On the adjoint formulation of design sensitivity analysis of multibody dynamics

Numerical methods for design sensitivity analysis of multibody dynamics are presented. An analysis of the index-3 adjoint differential-algebraic equations is conducted and stability of the integration of the adjoint differential-algebraic equations in the backward direction is proven.; Stabilized index-1 formulations are presented and convergence of backward differentiation formulas is shown for the stabilized index-1 forms of the differential-algebraic equations of motion, the direct differentiation differential-algebraic equations, and the adjoint differential-algebraic equations for Cartesian non-centroidal multibody systems with Euler parameters. Convergence of backward differentiation formulas applied to these formulations is proven, by showing that the resulting differential-algebraic equations are uniform index-1.; A novel numerical algorithm is presented, the Piecewise Adjoint method, which formulates the coordinate partitioning underlying ordinary differential equations, resulting from the adjoint sensitivity analysis, as a multiple shooting boundary value problem.
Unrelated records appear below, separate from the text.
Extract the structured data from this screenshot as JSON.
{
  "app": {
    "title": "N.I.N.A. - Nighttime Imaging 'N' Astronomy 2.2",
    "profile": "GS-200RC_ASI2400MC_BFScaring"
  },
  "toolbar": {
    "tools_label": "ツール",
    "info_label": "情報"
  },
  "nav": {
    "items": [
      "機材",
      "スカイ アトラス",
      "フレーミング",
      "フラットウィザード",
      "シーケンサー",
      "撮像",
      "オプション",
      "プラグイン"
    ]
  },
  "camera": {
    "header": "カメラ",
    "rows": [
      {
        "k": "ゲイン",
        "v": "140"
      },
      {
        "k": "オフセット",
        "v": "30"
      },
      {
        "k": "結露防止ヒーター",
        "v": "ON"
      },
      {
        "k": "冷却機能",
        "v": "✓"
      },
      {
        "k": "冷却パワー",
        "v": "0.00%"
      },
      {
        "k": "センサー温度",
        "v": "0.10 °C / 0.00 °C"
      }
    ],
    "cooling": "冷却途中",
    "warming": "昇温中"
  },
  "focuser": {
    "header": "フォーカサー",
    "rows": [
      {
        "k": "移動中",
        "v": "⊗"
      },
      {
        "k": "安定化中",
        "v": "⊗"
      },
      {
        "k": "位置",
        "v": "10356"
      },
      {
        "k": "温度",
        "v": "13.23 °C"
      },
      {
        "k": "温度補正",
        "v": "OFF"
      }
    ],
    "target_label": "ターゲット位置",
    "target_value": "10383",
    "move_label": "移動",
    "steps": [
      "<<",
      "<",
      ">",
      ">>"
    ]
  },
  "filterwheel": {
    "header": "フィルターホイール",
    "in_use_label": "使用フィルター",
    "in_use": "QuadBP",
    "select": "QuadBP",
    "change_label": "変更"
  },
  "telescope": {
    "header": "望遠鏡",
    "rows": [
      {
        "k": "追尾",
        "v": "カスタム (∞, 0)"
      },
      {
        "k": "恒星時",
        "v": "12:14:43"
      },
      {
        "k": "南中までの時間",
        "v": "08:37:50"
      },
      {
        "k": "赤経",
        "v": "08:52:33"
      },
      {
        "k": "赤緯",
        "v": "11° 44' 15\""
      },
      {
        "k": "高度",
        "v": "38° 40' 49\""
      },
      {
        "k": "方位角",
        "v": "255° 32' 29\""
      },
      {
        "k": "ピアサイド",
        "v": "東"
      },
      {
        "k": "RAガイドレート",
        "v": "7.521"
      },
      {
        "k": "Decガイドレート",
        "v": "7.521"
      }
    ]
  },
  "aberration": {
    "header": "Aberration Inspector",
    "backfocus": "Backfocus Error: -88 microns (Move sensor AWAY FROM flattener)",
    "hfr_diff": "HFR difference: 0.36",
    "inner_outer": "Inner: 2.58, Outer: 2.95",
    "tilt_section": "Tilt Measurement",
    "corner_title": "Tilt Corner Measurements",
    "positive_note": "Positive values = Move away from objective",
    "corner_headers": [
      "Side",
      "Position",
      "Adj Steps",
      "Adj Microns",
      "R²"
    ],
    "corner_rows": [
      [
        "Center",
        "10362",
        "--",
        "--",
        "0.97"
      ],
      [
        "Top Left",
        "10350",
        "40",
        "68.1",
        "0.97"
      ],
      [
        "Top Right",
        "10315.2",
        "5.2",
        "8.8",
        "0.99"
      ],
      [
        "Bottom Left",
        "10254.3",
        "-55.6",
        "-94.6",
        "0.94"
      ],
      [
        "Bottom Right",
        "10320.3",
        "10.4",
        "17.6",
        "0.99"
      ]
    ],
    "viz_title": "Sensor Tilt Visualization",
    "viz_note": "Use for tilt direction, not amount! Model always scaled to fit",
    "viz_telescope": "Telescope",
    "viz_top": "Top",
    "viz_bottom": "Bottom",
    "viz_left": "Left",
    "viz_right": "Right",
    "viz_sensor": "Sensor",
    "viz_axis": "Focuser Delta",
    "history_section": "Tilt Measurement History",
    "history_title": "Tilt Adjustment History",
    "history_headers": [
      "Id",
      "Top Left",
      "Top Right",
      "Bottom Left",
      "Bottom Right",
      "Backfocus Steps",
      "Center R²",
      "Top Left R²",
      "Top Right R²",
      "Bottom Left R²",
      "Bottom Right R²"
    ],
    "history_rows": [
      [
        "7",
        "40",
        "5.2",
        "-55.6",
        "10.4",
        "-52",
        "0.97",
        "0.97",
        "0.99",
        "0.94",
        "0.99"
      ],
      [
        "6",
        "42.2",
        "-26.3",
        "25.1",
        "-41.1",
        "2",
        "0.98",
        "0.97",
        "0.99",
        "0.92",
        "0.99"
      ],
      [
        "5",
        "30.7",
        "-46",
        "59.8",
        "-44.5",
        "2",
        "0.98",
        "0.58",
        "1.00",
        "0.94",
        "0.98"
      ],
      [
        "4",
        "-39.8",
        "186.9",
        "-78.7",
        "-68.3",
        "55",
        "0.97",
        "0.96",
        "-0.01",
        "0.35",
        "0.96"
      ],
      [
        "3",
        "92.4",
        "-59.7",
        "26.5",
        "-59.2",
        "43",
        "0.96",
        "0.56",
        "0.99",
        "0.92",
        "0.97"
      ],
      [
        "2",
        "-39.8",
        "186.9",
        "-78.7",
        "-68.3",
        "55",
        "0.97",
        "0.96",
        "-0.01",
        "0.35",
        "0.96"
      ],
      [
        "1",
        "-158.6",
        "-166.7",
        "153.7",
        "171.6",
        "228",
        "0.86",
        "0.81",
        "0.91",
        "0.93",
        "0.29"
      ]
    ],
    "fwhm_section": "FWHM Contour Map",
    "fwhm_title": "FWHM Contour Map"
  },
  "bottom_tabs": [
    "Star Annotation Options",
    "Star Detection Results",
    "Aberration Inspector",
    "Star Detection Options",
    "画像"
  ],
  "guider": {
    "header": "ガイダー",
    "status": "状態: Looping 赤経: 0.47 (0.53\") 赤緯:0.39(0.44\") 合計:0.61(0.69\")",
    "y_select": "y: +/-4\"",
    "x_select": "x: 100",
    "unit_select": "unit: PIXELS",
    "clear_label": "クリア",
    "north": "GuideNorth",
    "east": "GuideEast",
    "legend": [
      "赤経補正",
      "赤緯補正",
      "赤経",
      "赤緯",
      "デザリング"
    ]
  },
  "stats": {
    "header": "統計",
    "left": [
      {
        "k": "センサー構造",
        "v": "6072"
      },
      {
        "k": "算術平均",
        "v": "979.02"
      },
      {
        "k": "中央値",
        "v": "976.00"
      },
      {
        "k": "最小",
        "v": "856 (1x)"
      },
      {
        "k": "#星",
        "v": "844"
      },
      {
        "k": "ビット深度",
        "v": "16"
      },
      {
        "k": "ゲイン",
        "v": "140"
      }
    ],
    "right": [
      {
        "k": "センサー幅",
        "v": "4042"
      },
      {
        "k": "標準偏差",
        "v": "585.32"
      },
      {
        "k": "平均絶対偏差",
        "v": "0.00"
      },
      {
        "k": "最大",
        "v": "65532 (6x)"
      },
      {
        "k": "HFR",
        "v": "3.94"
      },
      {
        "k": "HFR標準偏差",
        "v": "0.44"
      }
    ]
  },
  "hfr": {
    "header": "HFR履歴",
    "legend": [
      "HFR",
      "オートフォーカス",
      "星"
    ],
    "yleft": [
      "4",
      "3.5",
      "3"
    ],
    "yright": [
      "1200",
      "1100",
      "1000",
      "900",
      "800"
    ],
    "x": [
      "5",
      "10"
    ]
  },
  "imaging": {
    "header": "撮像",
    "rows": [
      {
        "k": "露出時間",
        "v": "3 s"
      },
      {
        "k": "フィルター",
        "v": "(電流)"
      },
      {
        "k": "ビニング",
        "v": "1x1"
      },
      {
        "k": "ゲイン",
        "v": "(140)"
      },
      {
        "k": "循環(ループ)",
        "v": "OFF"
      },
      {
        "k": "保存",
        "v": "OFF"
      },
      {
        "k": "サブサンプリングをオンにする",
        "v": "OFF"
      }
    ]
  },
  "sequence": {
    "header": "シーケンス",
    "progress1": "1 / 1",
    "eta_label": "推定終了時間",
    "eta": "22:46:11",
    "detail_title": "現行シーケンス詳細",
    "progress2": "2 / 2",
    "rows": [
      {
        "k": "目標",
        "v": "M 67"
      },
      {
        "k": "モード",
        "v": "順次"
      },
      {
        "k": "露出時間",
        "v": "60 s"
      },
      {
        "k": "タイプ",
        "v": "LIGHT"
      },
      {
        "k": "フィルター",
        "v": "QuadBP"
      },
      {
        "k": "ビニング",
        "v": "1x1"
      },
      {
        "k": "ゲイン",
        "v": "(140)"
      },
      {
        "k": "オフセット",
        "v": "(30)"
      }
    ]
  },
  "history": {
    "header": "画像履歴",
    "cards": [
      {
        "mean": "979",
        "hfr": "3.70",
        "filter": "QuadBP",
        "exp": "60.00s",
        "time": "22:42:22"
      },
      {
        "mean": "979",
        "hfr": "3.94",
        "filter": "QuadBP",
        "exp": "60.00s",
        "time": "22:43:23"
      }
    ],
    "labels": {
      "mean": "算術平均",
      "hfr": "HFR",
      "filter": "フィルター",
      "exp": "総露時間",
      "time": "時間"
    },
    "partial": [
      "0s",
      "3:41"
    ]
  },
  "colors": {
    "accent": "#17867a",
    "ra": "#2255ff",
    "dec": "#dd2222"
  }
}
The columns of the fundamental matrix and the particular solution of the coordinate partitioning underlying ordinary differential equations are evaluated independently.; Numerical experiments with the Direct Differentiation method; the Adjoint method, and the Piecewise Adjoint method and efficiency analysis are presented for two multibody system models: a four bodies spatial slider-crank and a thirteen bodies High Mobility Multipurpose Wheeled Vehicle. Sequential and parallel numerical experiments validate the correctness of the implementation. The predictions of the number of floating-point operations are confirmed by the sequential results. The predicted speed-up of the parallel numerical experiments is shown for multibody systems with small degrees of freedom and potential speed-ups are discussed for larger problems on architectures with adequate numbers of processors.